The second book is from Atif Mian and Amir Sufi. Their topic is the financial crisis dynamics in the United States. In their book “House of Debt” they show that the current financial crisis in the US is not very different from previous crisis and that it is the result of households’ debt accumulation. There is causality between the rhythm of debt accumulation and the drop in households’ expenditures: the larger the former, the deeper the latter.
The two authors are focused on households’ debt as a determinant of the financial crisis and of its depth.
Two remarks:
- When debt accumulation is done on large-scale by low-income households it constrains the economy. Their propensity to consume is at 1. With uncertainty on their income and on their job due to the crisis, the amount of their debt implies a reduction in their consumption. Debt creates persistence of the crisis.
- In a crisis environment, arbitrage has to be done. It is between households’ debt and the stability of the banking and financial sector. The two authors said that in the US the arbitrage was in favor of the banking sector. But even if the banking sector is safer, the amount of debt is still there maintaining its constraint expenditures and on internal demand momentum. That’s why the exit from the recession has been so slow.
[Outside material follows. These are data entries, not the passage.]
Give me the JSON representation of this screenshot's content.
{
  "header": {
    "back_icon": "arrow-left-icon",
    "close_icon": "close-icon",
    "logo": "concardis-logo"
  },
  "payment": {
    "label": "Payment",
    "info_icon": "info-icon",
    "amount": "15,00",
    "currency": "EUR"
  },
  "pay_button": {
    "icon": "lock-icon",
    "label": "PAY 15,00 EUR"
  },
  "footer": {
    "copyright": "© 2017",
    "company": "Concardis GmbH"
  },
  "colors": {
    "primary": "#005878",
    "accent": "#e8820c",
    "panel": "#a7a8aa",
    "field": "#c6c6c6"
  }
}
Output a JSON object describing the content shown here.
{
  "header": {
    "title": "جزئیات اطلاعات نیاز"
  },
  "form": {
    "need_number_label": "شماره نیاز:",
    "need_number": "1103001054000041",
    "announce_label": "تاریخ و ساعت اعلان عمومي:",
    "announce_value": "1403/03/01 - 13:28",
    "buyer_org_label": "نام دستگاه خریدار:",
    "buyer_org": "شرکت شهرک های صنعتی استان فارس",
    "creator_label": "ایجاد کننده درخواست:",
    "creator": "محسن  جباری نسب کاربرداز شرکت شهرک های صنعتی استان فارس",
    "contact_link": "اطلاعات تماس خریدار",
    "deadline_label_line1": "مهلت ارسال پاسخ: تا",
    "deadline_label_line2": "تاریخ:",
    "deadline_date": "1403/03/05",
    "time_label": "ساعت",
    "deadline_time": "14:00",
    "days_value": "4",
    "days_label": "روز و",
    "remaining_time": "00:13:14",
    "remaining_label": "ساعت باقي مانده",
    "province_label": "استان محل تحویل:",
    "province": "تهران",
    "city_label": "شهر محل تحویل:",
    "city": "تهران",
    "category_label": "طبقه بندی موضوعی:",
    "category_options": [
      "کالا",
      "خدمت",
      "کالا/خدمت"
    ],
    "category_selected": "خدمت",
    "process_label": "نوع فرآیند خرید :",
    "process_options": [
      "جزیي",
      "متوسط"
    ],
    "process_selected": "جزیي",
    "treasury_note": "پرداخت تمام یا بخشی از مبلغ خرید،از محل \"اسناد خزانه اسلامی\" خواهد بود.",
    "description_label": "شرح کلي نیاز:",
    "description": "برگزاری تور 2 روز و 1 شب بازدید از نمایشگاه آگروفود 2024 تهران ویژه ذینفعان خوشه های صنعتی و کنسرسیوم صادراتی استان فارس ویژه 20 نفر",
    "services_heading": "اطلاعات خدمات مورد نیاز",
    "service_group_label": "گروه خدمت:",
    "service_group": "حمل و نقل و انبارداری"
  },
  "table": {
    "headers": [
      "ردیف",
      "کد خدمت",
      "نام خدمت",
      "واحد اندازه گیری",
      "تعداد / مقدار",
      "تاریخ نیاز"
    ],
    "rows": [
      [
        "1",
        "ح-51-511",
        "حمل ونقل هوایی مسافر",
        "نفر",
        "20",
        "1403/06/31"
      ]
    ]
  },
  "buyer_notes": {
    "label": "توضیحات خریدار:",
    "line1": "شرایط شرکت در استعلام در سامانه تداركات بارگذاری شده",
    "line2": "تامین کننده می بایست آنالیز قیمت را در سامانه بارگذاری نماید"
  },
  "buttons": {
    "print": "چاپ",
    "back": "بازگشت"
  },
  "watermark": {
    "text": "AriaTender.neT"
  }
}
Nevertheless, since the beginning of the crisis, households’ debt has decreased. It could have been in a more efficient way according to the authors but it has been reduced.
That’s where the comparison with the Euro Area is interesting. Before the crisis in many countries of the Euro Area, there was a large debt accumulation associated with real estate. What has happened since then?
We can compare figures in the US and in the Euro Area. In 2007 households’ debt was 93.2% of nominal GDP in the USA. In 2013 the number was 77.5%. Lower debt has contributed to internal demand momentum even if it is not on the scale expected by the two authors.
The same calculus for the Euro Area with all households’ financial liabilities (BCE figures) can be done. The ratio was 64.8% in 2007 but 72% in 2013. The ratio has increased during the crisis.
The chart below shows that profiles were similar before 2007 even if the two lines are on different scales. But after the beginning of the crisis, there is a strong divergence. Debt dropped in the US, not in the Euro Area. If, as it is suggested by Atif Mian and Amir Sufi, internal demand is conditioned by households’ debt level, then the post crisis adjustment has not started in the Euro Area.
With a constrained internal demand and already very low rate of inflation (0.5% in May 2014), the risk of deflation in the Euro Area is far from being null. The debt deflation dynamics mentioned in 1933 by Irving Fisher is something that could weaken the Euro Area outlook (see here). Then the probability of very low interest rates for a very extended period in high in the Euro Area.